Machine learning helps translate lost languages

Researchers at MIT have created a new system that uses machine learning to help linguists decipher languages that have been lost to time. Research suggests that most languages that have ever existed are no longer spoken, with dozens of dead languages considered to be undeciphered. Linguists don't know enough about the grammar, vocabulary, and syntax to understand texts left behind in these lost languages.

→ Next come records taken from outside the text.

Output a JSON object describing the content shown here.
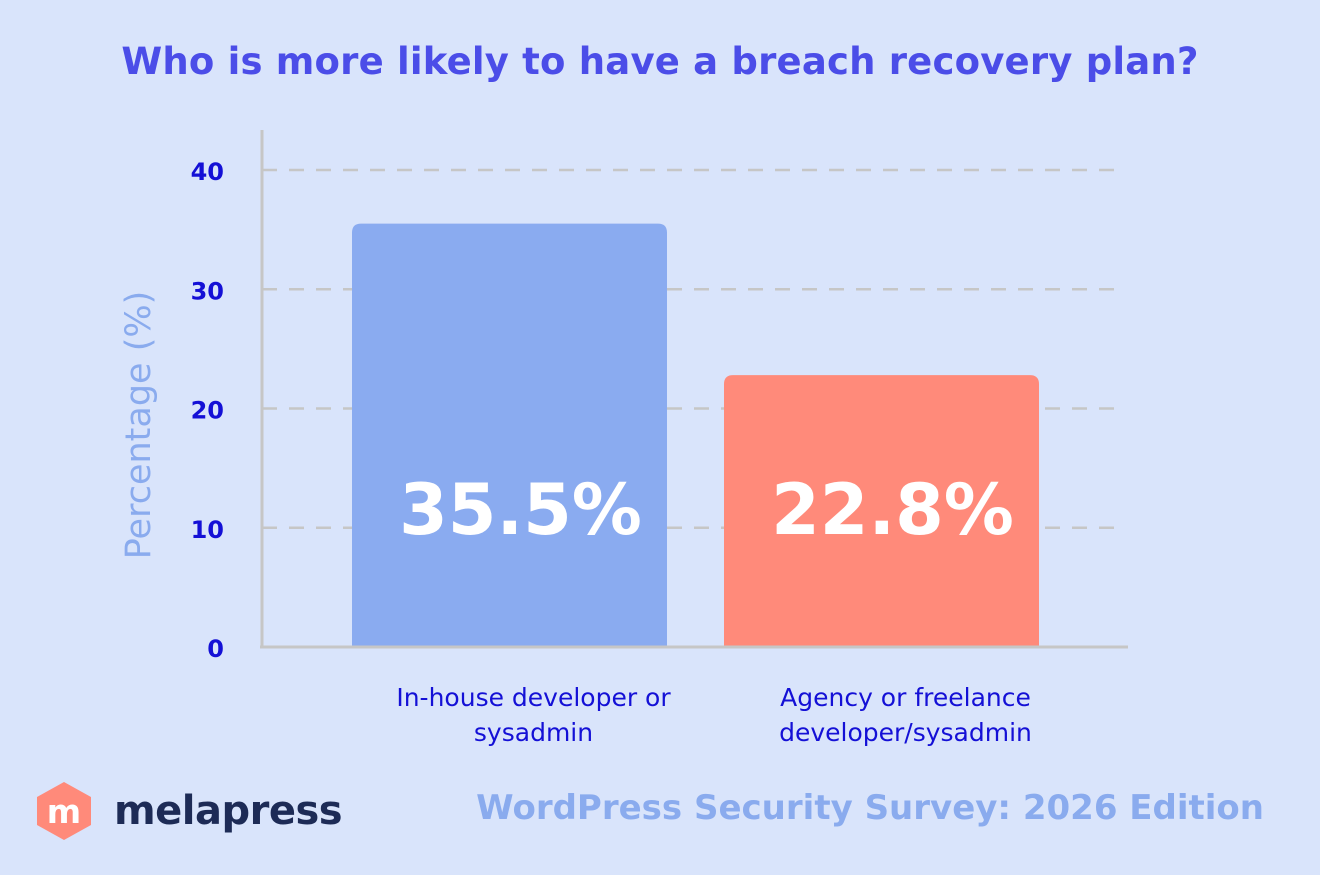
{
  "chart_data": {
    "type": "bar",
    "title": "Who is more likely to have a breach recovery plan?",
    "ylabel": "Percentage (%)",
    "xlabel": "",
    "categories": [
      [
        "In-house developer or",
        "sysadmin"
      ],
      [
        "Agency or freelance",
        "developer/sysadmin"
      ]
    ],
    "values": [
      35.5,
      22.8
    ],
    "value_labels": [
      "35.5%",
      "22.8%"
    ],
    "bar_colors": [
      "#8aabf0",
      "#ff8a7a"
    ],
    "ylim": [
      0,
      40
    ],
    "yticks": [
      0,
      10,
      20,
      30,
      40
    ],
    "grid": true
  },
  "footer": {
    "logo_letter": "m",
    "brand_name": "melapress",
    "survey_edition": "WordPress Security Survey: 2026 Edition"
  },
  "colors": {
    "background": "#d9e4fb",
    "title": "#4b4de8",
    "axis_text": "#1410d6",
    "ylabel": "#8aabee",
    "grid": "#c6c6c6",
    "brand_orange": "#ff8a7a",
    "brand_dark": "#1d2b56"
  }
}
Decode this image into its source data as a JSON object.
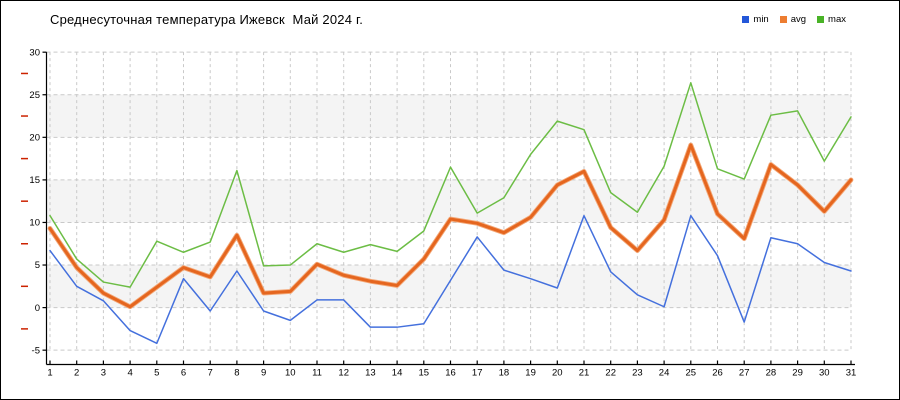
{
  "header": {
    "title": "Среднесуточная температура Ижевск  Май 2024 г."
  },
  "legend": {
    "items": [
      {
        "label": "min",
        "color": "#2457d9"
      },
      {
        "label": "avg",
        "color": "#ed7d31"
      },
      {
        "label": "max",
        "color": "#49b327"
      }
    ]
  },
  "chart_data": {
    "type": "line",
    "title": "Среднесуточная температура Ижевск  Май 2024 г.",
    "xlabel": "",
    "ylabel": "",
    "x_ticks": [
      1,
      2,
      3,
      4,
      5,
      6,
      7,
      8,
      9,
      10,
      11,
      12,
      13,
      14,
      15,
      16,
      17,
      18,
      19,
      20,
      21,
      22,
      23,
      24,
      25,
      26,
      27,
      28,
      29,
      30,
      31
    ],
    "y_ticks": [
      30,
      25,
      20,
      15,
      10,
      5,
      0,
      -5
    ],
    "ylim": [
      -5,
      30
    ],
    "xlim": [
      1,
      31
    ],
    "grid": true,
    "legend_position": "top-right",
    "bands": [
      [
        25,
        20
      ],
      [
        15,
        10
      ],
      [
        5,
        0
      ]
    ],
    "colors": {
      "band": "#f4f4f4",
      "grid": "#c9c9c9",
      "minor_tick": "#cc2200",
      "axis": "#000000"
    },
    "series": [
      {
        "name": "min",
        "color": "#4470dd",
        "width": 1.5,
        "values": [
          6.7,
          2.5,
          0.8,
          -2.7,
          -4.2,
          3.4,
          -0.4,
          4.3,
          -0.4,
          -1.5,
          0.9,
          0.9,
          -2.3,
          -2.3,
          -1.9,
          3.2,
          8.3,
          4.4,
          3.4,
          2.3,
          10.8,
          4.2,
          1.5,
          0.1,
          10.8,
          6.1,
          -1.7,
          8.2,
          7.5,
          5.3,
          4.3
        ]
      },
      {
        "name": "avg",
        "color": "#e5661f",
        "halo": "#f3a878",
        "width": 3,
        "values": [
          9.3,
          4.7,
          1.7,
          0.1,
          2.4,
          4.7,
          3.6,
          8.5,
          1.7,
          1.9,
          5.1,
          3.8,
          3.1,
          2.6,
          5.7,
          10.4,
          9.9,
          8.8,
          10.6,
          14.4,
          16.0,
          9.4,
          6.7,
          10.3,
          19.1,
          11.0,
          8.1,
          16.8,
          14.4,
          11.3,
          15.0
        ]
      },
      {
        "name": "max",
        "color": "#6cbd45",
        "width": 1.5,
        "values": [
          10.8,
          5.7,
          3.0,
          2.4,
          7.8,
          6.5,
          7.7,
          16.1,
          4.9,
          5.0,
          7.5,
          6.5,
          7.4,
          6.6,
          9.0,
          16.5,
          11.1,
          12.9,
          18.0,
          21.9,
          20.9,
          13.5,
          11.2,
          16.6,
          26.4,
          16.3,
          15.1,
          22.6,
          23.1,
          17.2,
          22.4
        ]
      }
    ]
  }
}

The challenges that linguists face are many, including that many of these lost languages don't have a well-researched relative language that can be compared to. Some also lack dividers like whitespace and punctuation. The MIT Computer Science and Artificial Intelligence Laboratory recently made a breakthrough in deciphering lost languages.

Researchers created a new system that has been able to automatically decipher a lost language without requiring advanced knowledge of its relation to other languages. The system can determine relationships between languages, and recently, it was used to suggest the language of Iberian is not related to Basque, as believed by some linguists. Scientists on the project have an ultimate goal of being able to decipher languages that have baffled linguists using only a few thousand words.

Project leader Regina Barzilay says the system relies on seven principles based on historical linguistics insights. Those principles hold that languages generally only evolve in predictable ways. Languages rarely add or delete an entire sound, and sound substitutions are likely to occur. For instance, a word with a "P" in a parent language can change into a "B" in a descendent language, but it's unlikely to change to a "K" due to the pronunciation gap.

Using those linguistic constraints, the researchers at MIT developed a decipherment algorithm able to handle the vast space of possible transformations. The algorithm learns to embed language sounds in a multidimensional space where pronunciation differences are reflected in the distance between corresponding vectors. The model aims to segment words in an ancient language and map them to counterparts in a related language.